Here is a summary of the labor composition in the past year: all the new jobs have been part-time jobs!

But wait there's even more, because now that the primary season is over and we enter the heart of election season and political talking points will be thrown around left and right, especially in the context of the immigration crisis created intentionally by the Biden administration which is hoping to import millions of new Democratic voters (maybe the US can hold the presidential election in Honduras or Guatemala, after all it is their citizens that will be illegally casting the key votes in November), what we find is that in February, the number of native-born workers tumbled again, sliding by a massive 560K to just 129.807 million. Add to this the December data, and we get a near-record 2.4 million plunge in native-born workers in just the past 3 months (only the covid crash was worse)!

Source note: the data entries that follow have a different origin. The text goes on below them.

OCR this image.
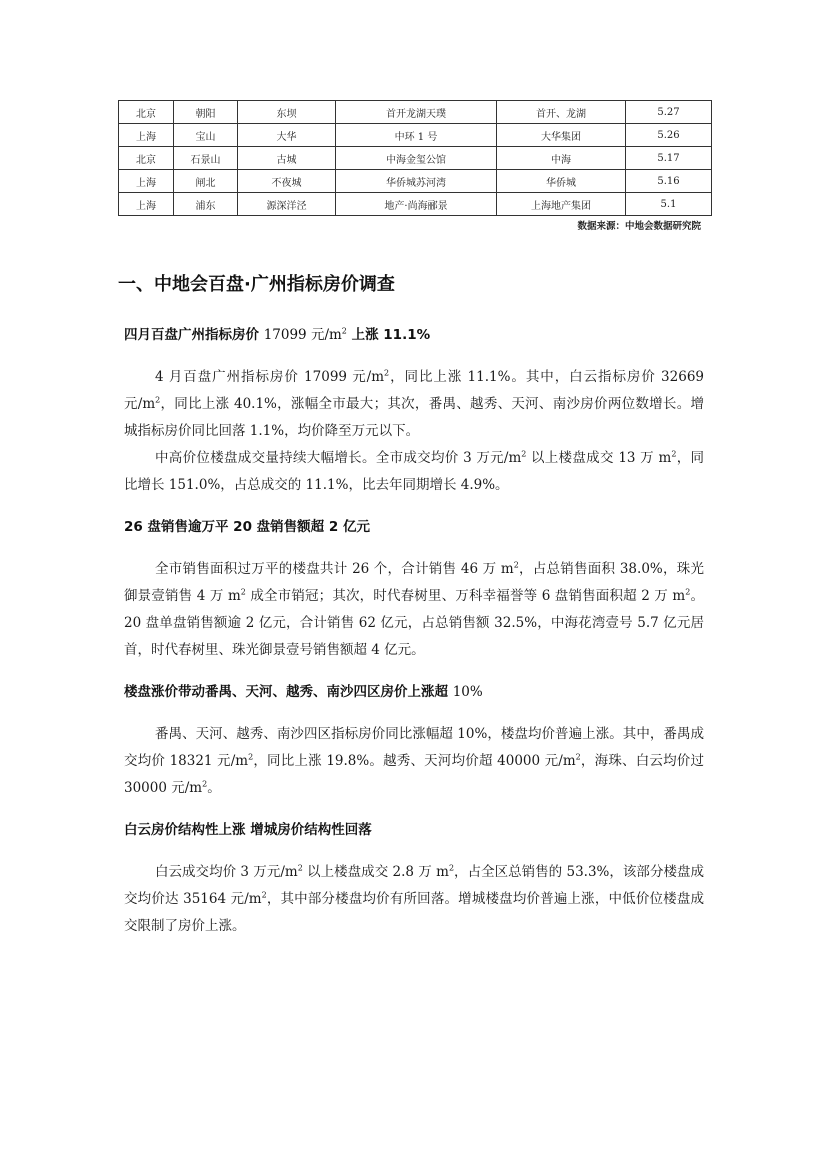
北京	朝阳	东坝	首开龙湖天璞	首开、龙湖	5.27
上海	宝山	大华	中环 1 号	大华集团	5.26
北京	石景山	古城	中海金玺公馆	中海	5.17
上海	闸北	不夜城	华侨城苏河湾	华侨城	5.16
上海	浦东	源深洋泾	地产·尚海郦景	上海地产集团	5.1
数据来源：中地会数据研究院
一、中地会百盘·广州指标房价调查
四月百盘广州指标房价 17099 元$/m^2$ 上涨 11.1%

4 月百盘广州指标房价 17099 元$/m^2$，同比上涨 11.1%。其中，白云指标房价 32669 元$/m^2$，同比上涨 40.1%，涨幅全市最大；其次，番禺、越秀、天河、南沙房价两位数增长。增城指标房价同比回落 1.1%，均价降至万元以下。

中高价位楼盘成交量持续大幅增长。全市成交均价 3 万元$/m^2$ 以上楼盘成交 13 万 $m^2$，同比增长 151.0%，占总成交的 11.1%，比去年同期增长 4.9%。

26 盘销售逾万平 20 盘销售额超 2 亿元

全市销售面积过万平的楼盘共计 26 个，合计销售 46 万 $m^2$，占总销售面积 38.0%，珠光御景壹销售 4 万 $m^2$ 成全市销冠；其次，时代春树里、万科幸福誉等 6 盘销售面积超 2 万 $m^2$。20 盘单盘销售额逾 2 亿元，合计销售 62 亿元，占总销售额 32.5%，中海花湾壹号 5.7 亿元居首，时代春树里、珠光御景壹号销售额超 4 亿元。

楼盘涨价带动番禺、天河、越秀、南沙四区房价上涨超 10%

番禺、天河、越秀、南沙四区指标房价同比涨幅超 10%，楼盘均价普遍上涨。其中，番禺成交均价 18321 元$/m^2$，同比上涨 19.8%。越秀、天河均价超 40000 元$/m^2$，海珠、白云均价过 30000 元$/m^2$。

白云房价结构性上涨 增城房价结构性回落

白云成交均价 3 万元$/m^2$ 以上楼盘成交 2.8 万 $m^2$，占全区总销售的 53.3%，该部分楼盘成交均价达 35164 元$/m^2$，其中部分楼盘均价有所回落。增城楼盘均价普遍上涨，中低价位楼盘成交限制了房价上涨。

The offset? A record 1.2 million foreign-born (read immigrants, both legal and illegal but mostly illegal) workers added in February!

Said otherwise, not only has all job creation in the past 6 years has been exclusively for foreign-born workers...

Source: St Louis Fed FRED Native Born and Foreign Born

... but there has been zero job-creation for native born workers since June 2018!

This is a huge issue - especially at a time of an illegal alien flood at the southwest border...

... and is about to become a huge political scandal, because once the inevitable recession finally hits, there will be millions of furious unemployed Americans demanding a more accurate explanation for what happened - i.e., the illegal immigration floodgates that were opened by the Biden admin.

Which is also why Biden's handlers will do everything in their power to insure there is no official recession before November... and why after the election is over, all economic hell will finally break loose. Until then, however, expect the jobs numbers to get even more ridiculous.